Hamad Sindhi, co-chair for communications at CUNY’s Doctoral Students’ Council, said that no copies of the resolution would be made available to the public prior to the vote. But a purported version of the resolution on the conservative website Legal Insurrection lists numerous allegations of human rights violations by Israel against Palestinians in the occupied territories the Jewish state controls and concludes by endorsing a boycott of Israeli colleges and universities “as long as the Israeli state continues to violate Palestinian rights under international law.”
The vote, announced by the council April 4, is sure to intensify the controversy currently embroiling the largest urban university system in the country. According to the Jerusalem Post, a similar resolution the DSC considered in 2014 garnered 31 votes in favor of a boycott and 25 against but fell short of the super-majority required under the council’s rules.

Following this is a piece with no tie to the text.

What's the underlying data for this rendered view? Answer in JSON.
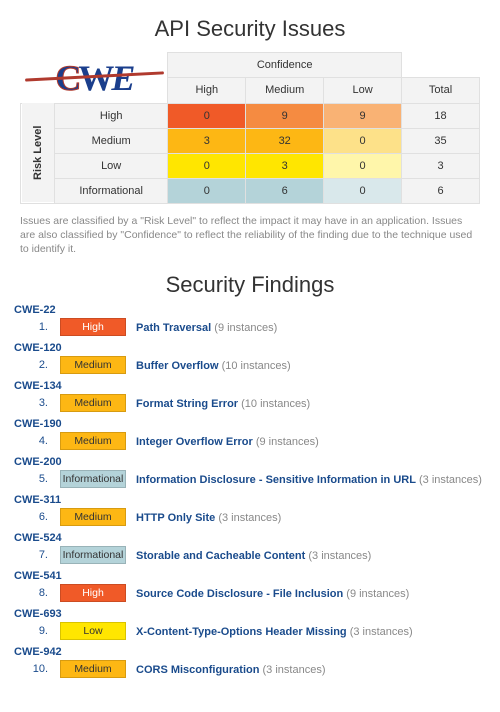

The looming vote comes as New York politicians move to address allegations of anti-Semitism at some of the schools’ largest campuses, with some drafting legislation to monitor campus bias while others call for the outright ban of a pro-Palestinian campus group.
In the latter group, New York State Assemblyman Dov Hikind reaffirmed his condemnation of Students for Justice in Palestine, which has come under fire following allegations of anti-Semitism from the right-leaning pro-Israel group Zionist Organization of America. SJP, a registered student group on several CUNY campuses, is a prominent voice in the movement to boycott, divestment from and sanction Israel, or BDS, and has some 100 chapters on campuses nationwide. Like all such registered student groups, it receives a small amount of funding from student fees.
“They should be dismissed immediately,” Hikind told the Forward about SJP. “They’re getting my tax dollars and being funded by the university,” Earlier, Hikind rallied 34 other New York City and New York State lawmakers to sign a sternly worded letter March 29 to CUNY about SJP, which he believes encourages “violence against Jews.” The letter demanded that SJP be suspended as a student group from all CUNY campuses.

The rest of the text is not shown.